Caminhei arfante sobre uma floresta de pensamentos ponte-agudos, com flores medonhas, com uma vegetação pouco admirável, ao encontro do sublime dar de mãos, queria gritar mas não tinha voz. Continuei no vazio do belo sol, quando me encontrei com um rio congelado - mas como no meio de uma floresta sem nenhuma amostra de frio? - perguntou a voz da minha consciência. - Sem me importar com o rio de águas de gelo, continuei a andar, em passos largos. Caminhei, com o suor que me escorria a pele, com o fraquejar do meu pulmão, que desde sempre, nunca funcionou tão bem, mas naquele dia me sentia pior, me sentia exausto. Prossegui, tentando disfarçar a dor e o cansaço que insistiam em se alojar sobre mim. Foi quando de repente avistei uma moça, tinha os cabelos em longos cachos, sua pele era alva. - O que estaria fazendo ali? estaria perdida também? - Não, me parecia que ela estava até bastante serena e climatizada. Foi quando perguntei por onde deveria seguir para que pudesse chegar a cidade mais próxima, ela, sem sequer me olhar diretamente, respondeu que eu deveria seguir em frente.
Concordei, e continuei ao meu bater de pés, descalço, os espinhos se entrelaçavam sobre meus calcanhares, que agora eram carne viva… Mais meia hora de caminhada até que ouvi de um pequeno tronco caído uma voz chamar, era uma senhora, desarrumada, com um cheiro não tão agradável, seus pés estavam descalços e seus cabelos eram uma bagunça terrível.

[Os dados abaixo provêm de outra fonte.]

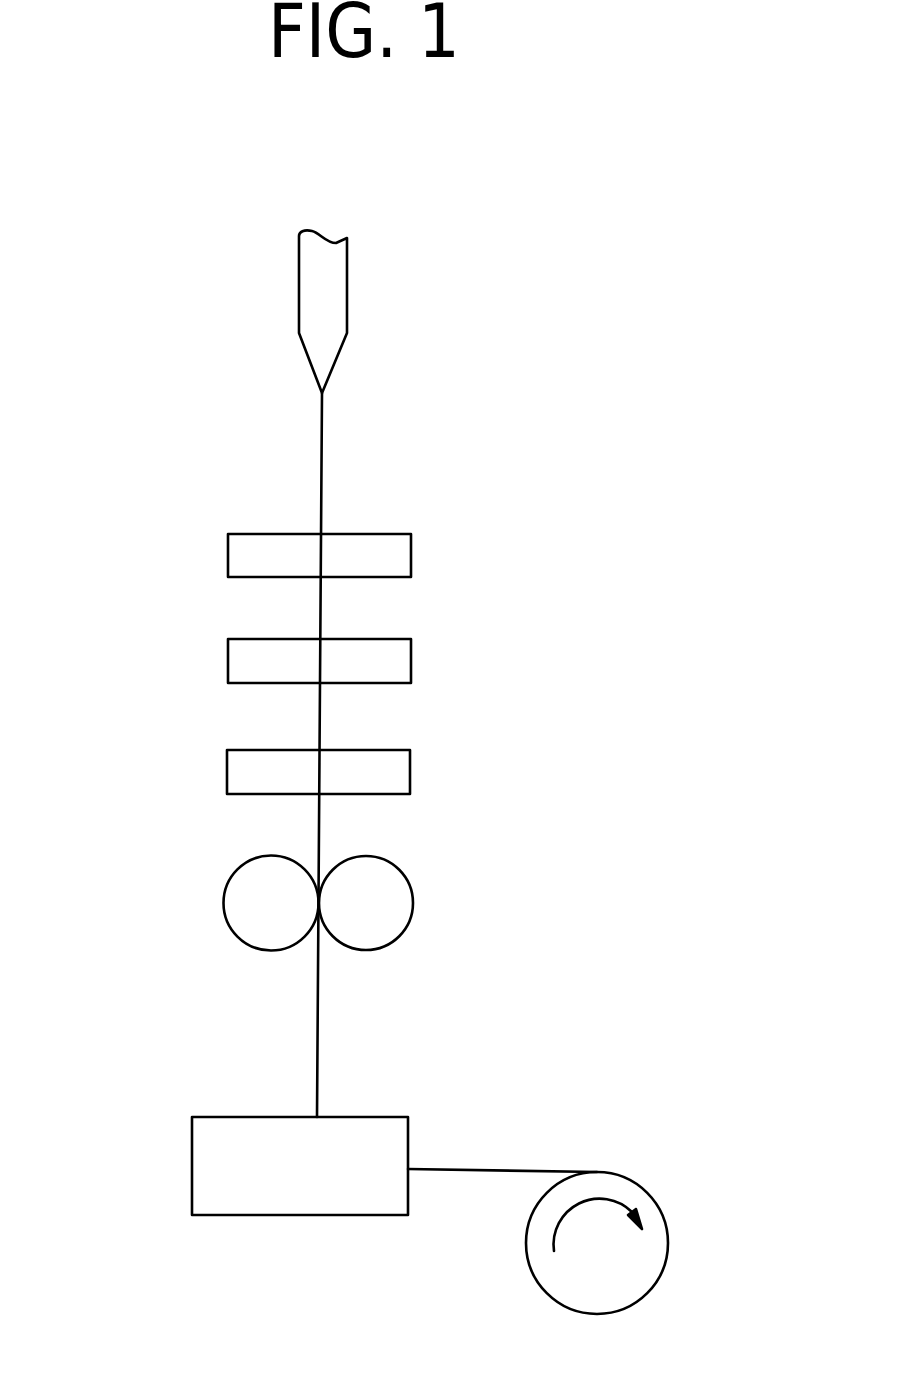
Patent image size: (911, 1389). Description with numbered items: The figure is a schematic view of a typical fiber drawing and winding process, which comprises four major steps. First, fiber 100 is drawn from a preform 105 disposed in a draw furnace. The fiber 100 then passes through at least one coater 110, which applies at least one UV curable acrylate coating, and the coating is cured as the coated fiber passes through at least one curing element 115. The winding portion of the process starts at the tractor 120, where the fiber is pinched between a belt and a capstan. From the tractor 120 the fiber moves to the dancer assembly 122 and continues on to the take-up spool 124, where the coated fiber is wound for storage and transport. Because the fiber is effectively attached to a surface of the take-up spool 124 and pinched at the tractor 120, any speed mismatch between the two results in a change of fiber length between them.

The preform 105 is at (328, 275).
The fiber 100 is at (322, 428).
The coater 110 is at (411, 552).
The curing element 115 is at (410, 768).
The tractor 120 is at (412, 902).
The dancer assembly 122 is at (192, 1169).
The take-up spool 124 is at (647, 1253).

Me perguntei se em meio a floresta havia também mendigos, como na cidade grande em que vivia. Largando o pensamento de lado, resolvi não dar ouvidos, não estava com disponibilidade naquele momento para loucos, afinal, não tinha tempo para aquilo, queria saber como havia chegado ali, melhor, queria saber onde era a saída desse labirinto que eu estava vivendo. Foi quando a voz baixa porém firme da senhora dos cabelos de bagunça soou: Volte todo o percurso. -Como se não bastasse estar andando horas, ainda tenho que aguentar certos tipos de comentários.- Resmunguei- Prossegui, horas a fio até que a tarde estava enfim, se despedindo do céu. Cansado, as mínguas, sentei em uma pedra e me pus em desespero. O que mais poderia fazer?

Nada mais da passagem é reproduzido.